Same-sex marriage gets the go-ahead in Jersey
Proposals for same-sex marriage have been given the go-ahead in Jersey.
As crown dependencies, the Balliwicks of Jersey and Guernsey (the Channel Islands) – which have a population of just 165,000 – retain autonomy from the United Kingdom, and unlike England, Scotland and Wales, both continue to ban same-sex marriage.
However, as part of a concerted push on the island to bring its legislation up to date, Jersey and Guernsey’s Chief Ministers have filed proposals to bring the island’s laws up to date.
Today, the Jersey States overwhelmingly accepted proposals that will bring Jersey into line with England, Wales and Scotland, by permitting same-sex couples to wed.
Same-sex marriage was backed overwhelmingly, with 37 votes for and just four against, and one abstention.
The proposals now move ahead to the next state, with legislation required to be presented prior to January 2017.
The move paves the way for the first same-sex weddings to potentially start by late 2017.
LGBT group Liberate wrote: “We are delighted to announce that the States Assembly in Jersey have voted 37-4 (with one abstention) in favour of introducing same sex marriage! Congratulations all in Jersey!”

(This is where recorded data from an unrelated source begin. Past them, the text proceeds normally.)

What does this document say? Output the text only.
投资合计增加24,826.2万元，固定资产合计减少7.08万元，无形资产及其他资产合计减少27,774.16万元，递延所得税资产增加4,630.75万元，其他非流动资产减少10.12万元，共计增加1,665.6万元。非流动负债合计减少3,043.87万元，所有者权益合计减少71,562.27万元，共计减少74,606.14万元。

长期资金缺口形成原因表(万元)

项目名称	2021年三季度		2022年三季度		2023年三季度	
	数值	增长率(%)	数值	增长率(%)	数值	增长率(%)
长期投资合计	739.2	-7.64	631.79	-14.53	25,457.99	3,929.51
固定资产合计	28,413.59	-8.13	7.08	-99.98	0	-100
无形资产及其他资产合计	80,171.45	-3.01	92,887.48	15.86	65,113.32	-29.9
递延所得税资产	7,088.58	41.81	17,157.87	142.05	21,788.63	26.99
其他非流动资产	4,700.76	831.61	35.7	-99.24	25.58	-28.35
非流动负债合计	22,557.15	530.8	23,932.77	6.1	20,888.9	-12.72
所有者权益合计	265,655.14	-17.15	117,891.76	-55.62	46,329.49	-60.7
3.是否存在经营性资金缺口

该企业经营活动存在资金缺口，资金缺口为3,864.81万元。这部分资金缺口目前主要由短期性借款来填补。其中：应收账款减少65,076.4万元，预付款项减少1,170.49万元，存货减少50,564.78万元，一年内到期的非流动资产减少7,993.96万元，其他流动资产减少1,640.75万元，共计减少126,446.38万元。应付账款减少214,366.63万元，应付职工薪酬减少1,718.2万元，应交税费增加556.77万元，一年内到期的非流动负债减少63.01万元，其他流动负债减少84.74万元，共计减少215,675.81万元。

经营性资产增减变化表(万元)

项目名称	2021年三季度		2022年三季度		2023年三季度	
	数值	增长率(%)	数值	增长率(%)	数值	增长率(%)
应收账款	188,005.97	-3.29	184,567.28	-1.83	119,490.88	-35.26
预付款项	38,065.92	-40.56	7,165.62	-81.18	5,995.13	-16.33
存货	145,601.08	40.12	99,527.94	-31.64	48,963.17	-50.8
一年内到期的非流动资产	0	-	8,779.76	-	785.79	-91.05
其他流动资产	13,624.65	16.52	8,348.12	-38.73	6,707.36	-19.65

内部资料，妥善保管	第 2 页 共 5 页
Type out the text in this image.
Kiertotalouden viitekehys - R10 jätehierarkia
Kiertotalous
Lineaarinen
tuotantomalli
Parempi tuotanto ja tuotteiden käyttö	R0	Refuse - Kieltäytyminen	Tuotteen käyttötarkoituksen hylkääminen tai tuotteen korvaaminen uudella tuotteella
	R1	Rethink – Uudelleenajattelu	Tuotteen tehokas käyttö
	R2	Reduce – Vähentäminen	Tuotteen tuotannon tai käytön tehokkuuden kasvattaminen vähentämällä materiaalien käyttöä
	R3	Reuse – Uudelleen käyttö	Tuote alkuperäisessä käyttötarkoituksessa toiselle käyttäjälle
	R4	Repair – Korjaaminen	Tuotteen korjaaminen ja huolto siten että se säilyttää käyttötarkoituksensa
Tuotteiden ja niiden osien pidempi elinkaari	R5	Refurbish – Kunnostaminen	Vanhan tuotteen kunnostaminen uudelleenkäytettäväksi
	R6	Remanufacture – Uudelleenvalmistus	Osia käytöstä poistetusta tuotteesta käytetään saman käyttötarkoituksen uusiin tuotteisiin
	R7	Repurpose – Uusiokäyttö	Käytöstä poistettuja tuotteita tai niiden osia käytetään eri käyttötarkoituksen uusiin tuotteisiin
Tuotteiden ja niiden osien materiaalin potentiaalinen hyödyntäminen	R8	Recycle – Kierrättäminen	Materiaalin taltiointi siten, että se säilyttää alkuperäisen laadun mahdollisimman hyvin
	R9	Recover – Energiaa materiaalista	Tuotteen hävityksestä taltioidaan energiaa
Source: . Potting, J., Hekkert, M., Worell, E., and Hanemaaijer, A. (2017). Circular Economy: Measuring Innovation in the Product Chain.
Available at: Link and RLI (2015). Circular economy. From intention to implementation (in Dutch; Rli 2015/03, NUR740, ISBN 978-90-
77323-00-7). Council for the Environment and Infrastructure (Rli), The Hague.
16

Changes were also made to divorce laws and laws governing parental responsibility.
The move means that Jersey is now ahead of Northern Ireland – where proposals for equal marriage were resoundingly blocked by the DUP in the devolved Stormont Assembly.
However, amid a political crisis in Northern Ireland, there have been some calls for same-sex marriage to be implemented through other routes.